The Riemann curvature tensor is a complicated object — it takes four vector inputs. Sectional curvature distills this to a function on 2-planes, which is both more geometric and more tractable. Given a 2-plane σ ⊂ TpM, consider the surface Σ traced out by geodesics starting at p with initial velocities in σ. The sectional curvature K(σ) is the Gaussian curvature of this surface at p. It measures how fast geodesics in the plane σ converge or diverge: K > 0 means geodesics converge (like on a sphere), K < 0 means they diverge (like in hyperbolic space), and K = 0 means they stay parallel (like in flat space).

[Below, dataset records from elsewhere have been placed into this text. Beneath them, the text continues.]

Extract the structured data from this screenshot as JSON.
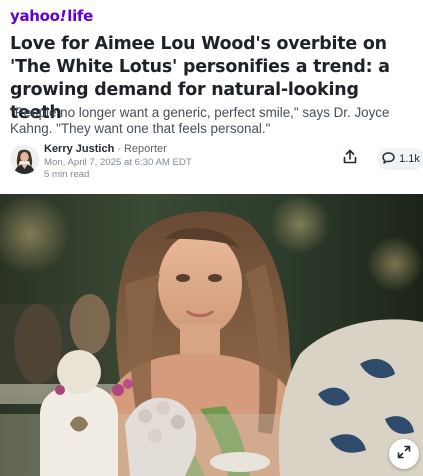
{
  "brand": {
    "logo_prefix": "yahoo",
    "logo_bang": "!",
    "logo_suffix": "life"
  },
  "article": {
    "headline": "Love for Aimee Lou Wood's overbite on 'The White Lotus' personifies a trend: a growing demand for natural-looking teeth",
    "subhead": "\"People no longer want a generic, perfect smile,\" says Dr. Joyce Kahng. \"They want one that feels personal.\""
  },
  "byline": {
    "author": "Kerry Justich",
    "separator": "·",
    "role": "Reporter",
    "date": "Mon, April 7, 2025 at 6:30 AM EDT",
    "read_time": "5 min read"
  },
  "actions": {
    "share_icon": "share-icon",
    "comment_icon": "comment-icon",
    "comment_count": "1.1k",
    "expand_icon": "expand-icon"
  },
  "colors": {
    "brand": "#6001d2",
    "headline": "#1d2228",
    "subtext": "#464e56",
    "meta": "#828a93",
    "pill_bg": "#f0f3f5"
  }
}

The three space forms — Euclidean space ℝⁿ, the sphere Sⁿ, and hyperbolic space Hⁿ — are the complete, simply connected Riemannian manifolds of constant sectional curvature K = 0, K > 0, and K < 0 respectively. These are the "maximally symmetric" geometries: each admits an isometry group of dimension n(n+1)/2, the maximum possible. The classification theorem says these are the only possibilities for constant curvature. Every complete manifold of constant curvature is a quotient of one of these by a discrete group of isometries — the flat torus is ℝ²/ℤ², the real projective space is Sⁿ/ℤ₂, and hyperbolic surfaces are H²/Γ for various Fuchsian groups Γ.
Comparison geometry uses sectional curvature bounds to control the behavior of geodesics and volumes. If K ≤ κ (curvature bounded above), then geodesic triangles are "thinner" than in the model space of constant curvature κ — geodesics spread apart at least as fast. If K ≥ κ (curvature bounded below), geodesic triangles are "fatter." The Rauch comparison theorem makes this precise for Jacobi fields, and the Toponogov triangle comparison theorem extends it to global distance comparisons. These tools yield deep topological results: the sphere theorem (manifolds with ¼ < K ≤ 1 are homeomorphic to spheres), the Cartan-Hadamard theorem (complete manifolds with K ≤ 0 have contractible universal cover), and the soul theorem for non-negative curvature.
The relationship between sectional, Ricci, and scalar curvature forms a hierarchy of information. Constant sectional curvature is the strongest condition (the space form classification). Positive sectional curvature implies positive Ricci, which implies positive scalar curvature — but the converses are false. Each level of the hierarchy gives progressively weaker geometric and topological constraints. Understanding this hierarchy and finding optimal conditions for geometric conclusions is one of the driving programs in Riemannian geometry.